Kristen Marschall

A year ago, Anne Giapapas didn’t know how to “Experience ASI,” but she was listening to what students had to say and with their support, she is running for ASI president. A senior recreation administration senior, Giapapas strives to make the campus safer in the absence of Safe Ride and be not only a new face in ASI, but a recognizable face that all students see regularly.

Mustang Daily: Why are you running?

Anne Giapapas: I haven’t been involved with ASI and after seeing that not many of the students cared about who was running, there was never much student involvement, I never heard my friends talk about ASI ” I just heard complaints about different things they wanted to see. If you’re going to complain about it, why not actually go talk to somebody and try to make a difference? … I thought, “Yeah, actually I’d like to make my mark on this school.”

MD: How are you involved on campus?

AG: I’m still majorly involved with the recreation program – I am a part of the recreation RAM club and then also this year started doing fund-raising events through my major. – Other than that, I’ve been more of an involvement off campus, I wanted to make sure that I was pretty well-rounded and that I had a lot of different specific jobs. A lot of them have been managerial jobs, which I think will be great if I do come into office to basically run the board and to share my experiences.
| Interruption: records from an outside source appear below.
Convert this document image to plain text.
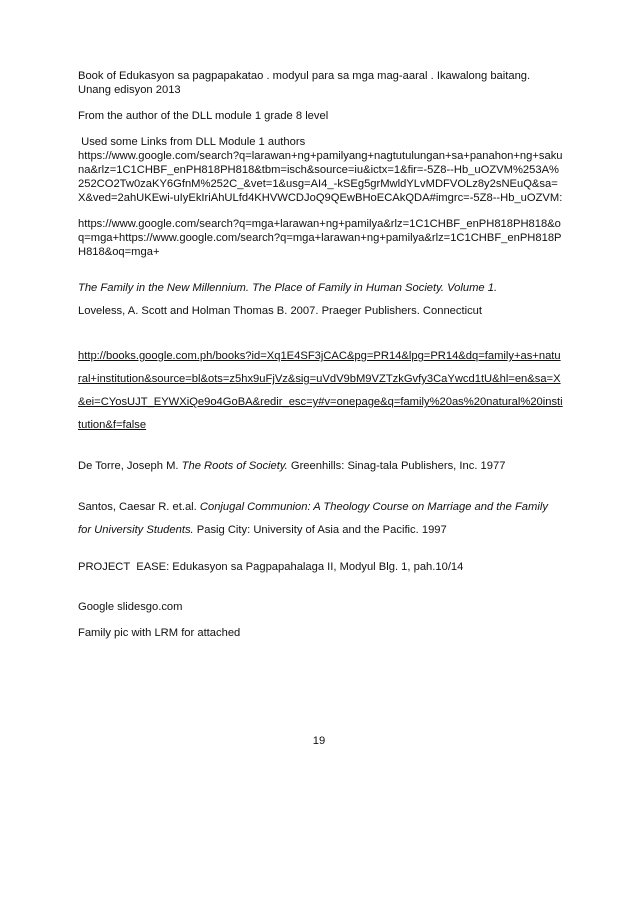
Book of Edukasyon sa pagpapakatao . modyul para sa mga mag-aaral . Ikawalong baitang.
Unang edisyon 2013

From the author of the DLL module 1 grade 8 level

Used some Links from DLL Module 1 authors
https://www.google.com/search?q=larawan+ng+pamilyang+nagtutulungan+sa+panahon+ng+sakuna&rlz=1C1CHBF_enPH818PH818&tbm=isch&source=iu&ictx=1&fir=-5Z8--Hb_uOZVM%253A%252CO2Tw0zaKY6GfnM%252C_&vet=1&usg=AI4_-kSEg5grMwldYLvMDFVOLz8y2sNEuQ&sa=X&ved=2ahUKEwi-uIyEkIriAhULfd4KHVWCDJoQ9QEwBHoECAkQDA#imgrc=-5Z8--Hb_uOZVM:

https://www.google.com/search?q=mga+larawan+ng+pamilya&rlz=1C1CHBF_enPH818PH818&oq=mga+https://www.google.com/search?q=mga+larawan+ng+pamilya&rlz=1C1CHBF_enPH818PH818&oq=mga+

The Family in the New Millennium. The Place of Family in Human Society. Volume 1.
Loveless, A. Scott and Holman Thomas B. 2007. Praeger Publishers. Connecticut

http://books.google.com.ph/books?id=Xq1E4SF3jCAC&pg=PR14&lpg=PR14&dq=family+as+natural+institution&source=bl&ots=z5hx9uFjVz&sig=uVdV9bM9VZTzkGvfy3CaYwcd1tU&hl=en&sa=X&ei=CYosUJT_EYWXiQe9o4GoBA&redir_esc=y#v=onepage&q=family%20as%20natural%20institution&f=false

De Torre, Joseph M. The Roots of Society. Greenhills: Sinag-tala Publishers, Inc. 1977

Santos, Caesar R. et.al. Conjugal Communion: A Theology Course on Marriage and the Family for University Students. Pasig City: University of Asia and the Pacific. 1997

PROJECT  EASE: Edukasyon sa Pagpapahalaga II, Modyul Blg. 1, pah.10/14

Google slidesgo.com

Family pic with LRM for attached

19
MD: Transportation is one of your big topics – how would you address the issue of Safe Ride?

AG: I want to make sure that as soon as I’m into office that I’m addressing that problem mostly because Safe Ride was cancelled so I want to extend the hours of the escort van. I want it to be out in front of the major bars every half an hour so you know when you get out, if someone needs to get home, they’re going to get home safely.

MD: What are your strengths and weaknesses and how would you address them as president?

AG: My strengths are that I happen to be a good people-person, I have great people skills and I tend to be a good speaker. I’m quick on my feet and I know when I have a problem, I know who to go to for help. – Some of my weaknesses: I don’t know everybody in ASI, I don’t know the specific issues that they’ve been talking about in the executive board meetings. I’ve been going to the board meetings, I’ve been finding out as much as I can.

MD: If you’re elected, how will you deal with Mardi Gras?

AG: I’m definitely proud of what Tylor and past presidents have done – there needed to be an end and they worked with the city even though the city spent way too much of our taxpayers’ money. – I think that it’s been two years now and you can see that people are scared to go out of their houses on Mardi Gras weekend – and I think that students have lost that sense of tradition that was here at Cal Poly with Mardi Gras. – But I think that we do deserve a second chance and – what if ASI presents an event that saves the tradition – a dry event. People could start coming onto campus in costume and have this small parade that’s responsible and secure. – So by showing them another opportunity, another side where they can come in and play it safe, I think the police might support that and they might want to be at that event – if the community works together with the Cal Poly community, that we could really make things happen, that we could change it for the better and not spend as much money.

MD: Where did your slogan come from and what does it mean?

AG: When I said I was running for office, someone told me that most people are going to see you as a little sorority girl running for office. And that really upset me, one for the fact that are you saying a sorority girl wouldn’t be a great candidate for president? And two, because it seemed anti-feminist to me – “Anne’s the man” has been showing I’m a girl but I can do the job, I can be the man, I can wear the pants, so it’s Anne’s the Man. – And then there have been the comments from Todd’s supporters saying “Don’t be confused, Todd’s the man.” And I want to make sure that people know that a woman can be in power, that a woman can do the job.

MD: What has some of your positive feedback been so far?

AG: I’m bringing a new group of people to ASI, people that normally wouldn’t be at the debates have started coming and I’ve started getting e-mails saying, “I wasn’t going to vote this year, but I believe in you.” – I’ve been getting a lot of good feedback from the people that normally don’t vote, that 83 percent of the population that didn’t vote in an election last year. It’s not saying that’s my target market, but I want to make sure I’m getting everybody involved, that’s what I’m trying to run for: student involvement in ASI, to know that there are opportunities.

MD: You say you have no interest in politics, so why ASI?

AG: I chose ASI because I want to be a student’s voice. I don’t want to be my own voice, I don’t want to listen to myself try and jumpstart a political career. I’m here because people want me to be here and I think that I would have a really good effect on what the good points of ASI are now, I think I could really have the potential to make them better … I don’t want to go the government route; I’m much more of a people person – Right now I don’t have the love for that, I have the love more for the people.

MD:The president’s job is to represent the students of Cal Poly – would you represent them in a different way than this year?

AG: I think yes. I think for the last three years we’ve had an engineer as president, I believe that I know people from every college and that I would be very well-rounded and equally represent students. – I think that as a president I would stand out a little bit more than Tylor just because I have more of a broad understanding of students. Instead of working with ASI for the last three years, I’ve been with the students, acting with them as a member of an intramural sports team or part-time work … I think I bring the average voice. I’m more of a wealth of information rather than narrowly ASI.